• Selon Michel Aglietta, les erreurs de la gouvernance européenne menacent de faire éclater la zone euro. En effet, étant donné l'absence de solidarité réelle au sein de la zone euro, les pays affectés pas la crise, au premier rang desquels figure la Grèce, devront se poser la question, si cette situation perdurait, de leur appartenance à la zone euro.

    Ni l'intervention de la BCE, ni les restructurations bancaires et souveraines - nécessaires - ne seront suffisantes si on veut durablement surmonter la crise. Michel Aglietta évoque deux possibilités : l'union de transfert - par mutualisation de la dette - mais surtout la réindustrialisation de la périphérie afin d'éviter les effets pervers de la polarisation de l'activité économique au sein de la zone.

    Mais surtout, c'est un nouveau régime de croissance qu'il s'agit d'inventer pour relever le défi de la crise écologique - on ne peut manquer de faire un parallèle avec le plan Marshall finançant la reconstruction de l'après guerre. Une véritable politique industrielle à l'échelle européenne consisterait à orienter l'épargne via des intermédaires financiers publics, assis sur des fonds issus de la taxe carbone et émettant des obligations, le tout pour financer une croissance verte, orientée vers la réindustrialisation du sud.
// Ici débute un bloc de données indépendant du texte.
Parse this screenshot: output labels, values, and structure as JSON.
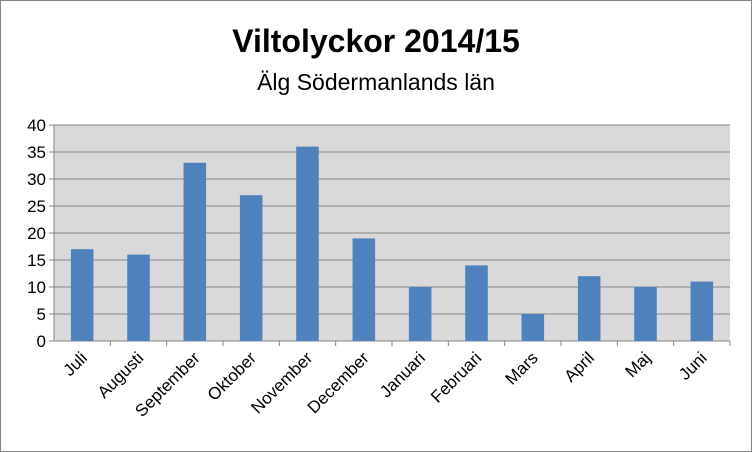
{
  "chart_data": {
    "type": "bar",
    "title": "Viltolyckor 2014/15",
    "subtitle": "Älg Södermanlands  län",
    "xlabel": "",
    "ylabel": "",
    "categories": [
      "Juli",
      "Augusti",
      "September",
      "Oktober",
      "November",
      "December",
      "Januari",
      "Februari",
      "Mars",
      "April",
      "Maj",
      "Juni"
    ],
    "values": [
      17,
      16,
      33,
      27,
      36,
      19,
      10,
      14,
      5,
      12,
      10,
      11
    ],
    "ylim": [
      0,
      40
    ],
    "yticks": [
      0,
      5,
      10,
      15,
      20,
      25,
      30,
      35,
      40
    ],
    "grid": true,
    "legend": "none",
    "colors": {
      "bar": "#4F81BD",
      "plot_background": "#D9D9D9",
      "gridline": "#868686",
      "frame": "#868686"
    }
  }
}
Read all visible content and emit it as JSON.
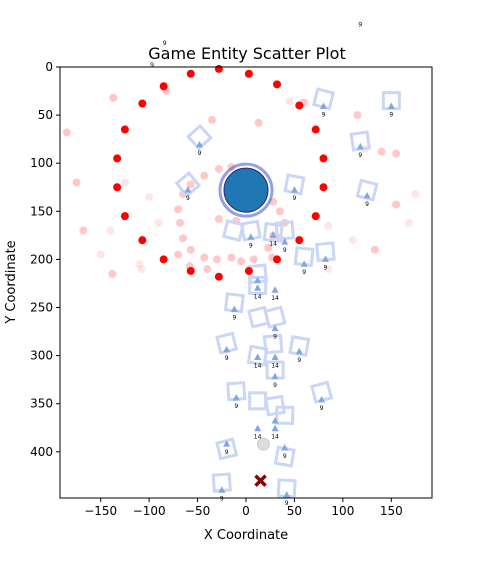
{
  "chart_data": {
    "type": "scatter",
    "title": "Game Entity Scatter Plot",
    "xlabel": "X Coordinate",
    "ylabel": "Y Coordinate",
    "xlim": [
      -192,
      192
    ],
    "ylim": [
      448,
      0
    ],
    "y_inverted": true,
    "grid": false,
    "legend": "none",
    "x_ticks": [
      -150,
      -100,
      -50,
      0,
      50,
      100,
      150
    ],
    "x_tick_labels": [
      "−150",
      "−100",
      "−50",
      "0",
      "50",
      "100",
      "150"
    ],
    "y_ticks": [
      0,
      50,
      100,
      150,
      200,
      250,
      300,
      350,
      400
    ],
    "y_tick_labels": [
      "0",
      "50",
      "100",
      "150",
      "200",
      "250",
      "300",
      "350",
      "400"
    ],
    "colors": {
      "red": "#ff0000",
      "pink": "#ffb5b5",
      "blue_marker": "#1f77b4",
      "blue_ring": "#4b5fd6",
      "square": "#c9d6f5",
      "triangle": "#7fa8e0",
      "cross": "#8b0000",
      "gray": "#dddddd"
    },
    "series": [
      {
        "marker": "circle-red",
        "points": [
          [
            -28,
            2
          ],
          [
            3,
            7
          ],
          [
            -57,
            7
          ],
          [
            32,
            18
          ],
          [
            -85,
            20
          ],
          [
            -107,
            38
          ],
          [
            55,
            40
          ],
          [
            -125,
            65
          ],
          [
            72,
            65
          ],
          [
            -133,
            95
          ],
          [
            80,
            95
          ],
          [
            -133,
            125
          ],
          [
            80,
            125
          ],
          [
            -125,
            155
          ],
          [
            72,
            155
          ],
          [
            -107,
            180
          ],
          [
            55,
            180
          ],
          [
            -85,
            200
          ],
          [
            -57,
            212
          ],
          [
            3,
            212
          ],
          [
            32,
            200
          ],
          [
            -28,
            218
          ]
        ]
      },
      {
        "marker": "circle-pink",
        "points": [
          [
            -82,
            25
          ],
          [
            -137,
            32
          ],
          [
            -185,
            68
          ],
          [
            -175,
            120
          ],
          [
            -168,
            170
          ],
          [
            -138,
            215
          ],
          [
            -35,
            55
          ],
          [
            13,
            58
          ],
          [
            60,
            37
          ],
          [
            115,
            50
          ],
          [
            140,
            88
          ],
          [
            155,
            90
          ],
          [
            155,
            143
          ],
          [
            133,
            190
          ],
          [
            -70,
            148
          ],
          [
            -68,
            162
          ],
          [
            -65,
            178
          ],
          [
            -57,
            190
          ],
          [
            -43,
            198
          ],
          [
            -30,
            200
          ],
          [
            -15,
            198
          ],
          [
            -5,
            202
          ],
          [
            8,
            200
          ],
          [
            27,
            198
          ],
          [
            23,
            188
          ],
          [
            35,
            178
          ],
          [
            28,
            175
          ],
          [
            40,
            162
          ],
          [
            35,
            150
          ],
          [
            28,
            140
          ],
          [
            17,
            128
          ],
          [
            -15,
            104
          ],
          [
            -28,
            106
          ],
          [
            -43,
            113
          ],
          [
            -57,
            122
          ],
          [
            -65,
            132
          ],
          [
            -28,
            158
          ],
          [
            -10,
            160
          ],
          [
            -58,
            207
          ],
          [
            -70,
            195
          ],
          [
            -40,
            210
          ]
        ]
      },
      {
        "marker": "circle-pink-faint",
        "points": [
          [
            -100,
            135
          ],
          [
            -125,
            120
          ],
          [
            -90,
            162
          ],
          [
            -140,
            170
          ],
          [
            -108,
            210
          ],
          [
            -150,
            195
          ],
          [
            -110,
            205
          ],
          [
            45,
            36
          ],
          [
            58,
            37
          ],
          [
            123,
            85
          ],
          [
            175,
            132
          ],
          [
            168,
            162
          ],
          [
            110,
            180
          ],
          [
            85,
            210
          ],
          [
            85,
            165
          ]
        ]
      },
      {
        "marker": "square-hollow",
        "points": [
          [
            80,
            33
          ],
          [
            150,
            35
          ],
          [
            -48,
            73
          ],
          [
            118,
            77
          ],
          [
            -60,
            122
          ],
          [
            50,
            122
          ],
          [
            125,
            128
          ],
          [
            5,
            170
          ],
          [
            40,
            170
          ],
          [
            -13,
            170
          ],
          [
            28,
            172
          ],
          [
            82,
            192
          ],
          [
            60,
            197
          ],
          [
            12,
            215
          ],
          [
            12,
            227
          ],
          [
            -12,
            245
          ],
          [
            13,
            260
          ],
          [
            30,
            260
          ],
          [
            -20,
            287
          ],
          [
            28,
            288
          ],
          [
            12,
            300
          ],
          [
            55,
            290
          ],
          [
            30,
            315
          ],
          [
            -10,
            337
          ],
          [
            12,
            347
          ],
          [
            78,
            338
          ],
          [
            30,
            352
          ],
          [
            40,
            362
          ],
          [
            -20,
            397
          ],
          [
            40,
            405
          ],
          [
            -25,
            432
          ],
          [
            42,
            438
          ]
        ]
      },
      {
        "marker": "triangle",
        "label": "9",
        "points": [
          [
            80,
            41
          ],
          [
            150,
            41
          ],
          [
            -48,
            81
          ],
          [
            118,
            83
          ],
          [
            -60,
            128
          ],
          [
            50,
            128
          ],
          [
            125,
            134
          ],
          [
            5,
            177
          ],
          [
            40,
            182
          ],
          [
            82,
            200
          ],
          [
            60,
            205
          ],
          [
            12,
            222
          ],
          [
            -12,
            252
          ],
          [
            30,
            272
          ],
          [
            -20,
            294
          ],
          [
            55,
            296
          ],
          [
            30,
            322
          ],
          [
            -10,
            344
          ],
          [
            78,
            346
          ],
          [
            30,
            368
          ],
          [
            -20,
            392
          ],
          [
            40,
            396
          ],
          [
            -25,
            440
          ],
          [
            42,
            445
          ]
        ]
      },
      {
        "marker": "triangle",
        "label": "14",
        "points": [
          [
            28,
            175
          ],
          [
            12,
            230
          ],
          [
            30,
            232
          ],
          [
            12,
            302
          ],
          [
            30,
            302
          ],
          [
            12,
            376
          ],
          [
            30,
            376
          ]
        ]
      },
      {
        "marker": "big-circle-blue",
        "points": [
          [
            0,
            128
          ]
        ]
      },
      {
        "marker": "circle-gray",
        "points": [
          [
            18,
            392
          ]
        ]
      },
      {
        "marker": "x-cross",
        "points": [
          [
            15,
            430
          ]
        ]
      }
    ],
    "annotations": [
      {
        "text": "9",
        "x": -84,
        "y": -23
      },
      {
        "text": "9",
        "x": -97,
        "y": 0
      },
      {
        "text": "9",
        "x": 118,
        "y": -42
      }
    ]
  }
}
    La question que ne traite malheureusement pas Aglietta est celle de la possibilité de réalisation d'une telle utopie. S'il est convaincant dans son rôle d'économiste conseiller du prince, en revanche, on aurait aimé qu'il nous donne des motifs de croire que les bouleversement sociaux-politiques en cours fassent émerger des acteurs européens capables de se saisir d'un tel projet. Or les évolutions récentes tendent plutôt à renforcer la thèse de la fragilité institutionnelle de l'UE et d'un délitement progressif face aux chocs de la crise économique.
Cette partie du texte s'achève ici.